United Parcel Service Inc. narrowed its 2012 profit forecast after posting third-quarter earnings that matched analysts’ estimates, buoyed by higher export volumes in Asia and a gain in U.S. package volumes.
Full-year profit will be in a range of $4.55 to $4.65 a share, the Atlanta-based company said today in a statement. That compared with a previous projection of $4.50 to $4.70 a share. Analysts had estimated 2012 earnings would be $4.55 a share, based on a Bloomberg survey.
International exports, or goods that go from one country to another, climbed 1.2 percent as Asia volumes rose “for the first time in several quarters,” UPS said, without giving a figure. UPS is the world’s largest package delivery company and is considered an economic bellwether because it handles goods as varied as industrial parts and financial documents.
“The Asia Pacific region is doing better than people think it is,” said David Campbell, an analyst at Thompson Davis & Co. in Richmond, Virginia, who recommends buying UPS shares.
UPS gained 0.9 percent to $72.23 before regular trading at 8:47 a.m. in New York.
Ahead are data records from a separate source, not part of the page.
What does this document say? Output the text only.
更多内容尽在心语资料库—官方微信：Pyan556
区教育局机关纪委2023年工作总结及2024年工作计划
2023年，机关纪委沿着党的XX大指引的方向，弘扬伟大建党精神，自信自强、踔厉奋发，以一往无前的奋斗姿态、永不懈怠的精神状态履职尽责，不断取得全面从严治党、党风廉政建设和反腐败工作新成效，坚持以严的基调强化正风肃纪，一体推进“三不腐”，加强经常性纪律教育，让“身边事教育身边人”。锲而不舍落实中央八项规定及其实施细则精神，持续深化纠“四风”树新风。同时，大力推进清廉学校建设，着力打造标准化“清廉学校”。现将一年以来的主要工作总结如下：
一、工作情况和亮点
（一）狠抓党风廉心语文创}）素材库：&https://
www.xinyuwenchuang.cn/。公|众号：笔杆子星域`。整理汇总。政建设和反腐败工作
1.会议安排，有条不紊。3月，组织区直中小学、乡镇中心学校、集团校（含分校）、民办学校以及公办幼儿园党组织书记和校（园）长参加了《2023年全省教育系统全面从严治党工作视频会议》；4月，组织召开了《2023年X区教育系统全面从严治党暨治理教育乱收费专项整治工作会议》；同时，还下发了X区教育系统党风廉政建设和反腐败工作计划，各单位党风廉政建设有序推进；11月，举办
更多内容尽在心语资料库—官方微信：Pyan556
The stock slid 2.2 percent this year through yesterday, trailing the 14 percent gain for the Standard & Poor’s 500 Index.
Profit excluding some costs was $1.06 a share, UPS said. That matched the average of 16 analysts surveyed by Bloomberg. Net income fell 56 percent to $469 million, or 48 cents a share, from $1.07 billion, or $1.09, a year earlier.
Sales slid 0.7 percent to $13.1 billion, the first quarterly drop since the final three months of 2009, according to data compiled by Bloomberg.
Domestic shipments rose 3.7 percent, UPS said, a total that beat Campbell’s estimate for a 1 percent gain. He projects a full-year profit of $4.62 a share, 2 cents more than the midpoint of UPS’s new range.
While the rate of volume growth in Europe has slowed, it remained positive, UPS said. The company doesn’t typically give detailed results by country or region.
“The economy there has contracted, but the small-package market has not,” Chief Executive Officer Scott Davis said of European results on a conference call with analysts and investors.
UPS is still awaiting clearance from European regulators to proceed with the 5.16 billion-euro ($6.7 billion) acquisition of TNT Express NV announced in March. It received a so-called statement of objections last week from the European Union and hasn’t specified what steps are needed to resolve the complaint.
Davis said the EU statement regarding the purchase of Hoofddorp, Netherlands-based TNT was a “normal step” in the review of such transactions, while declining to comment further during the call.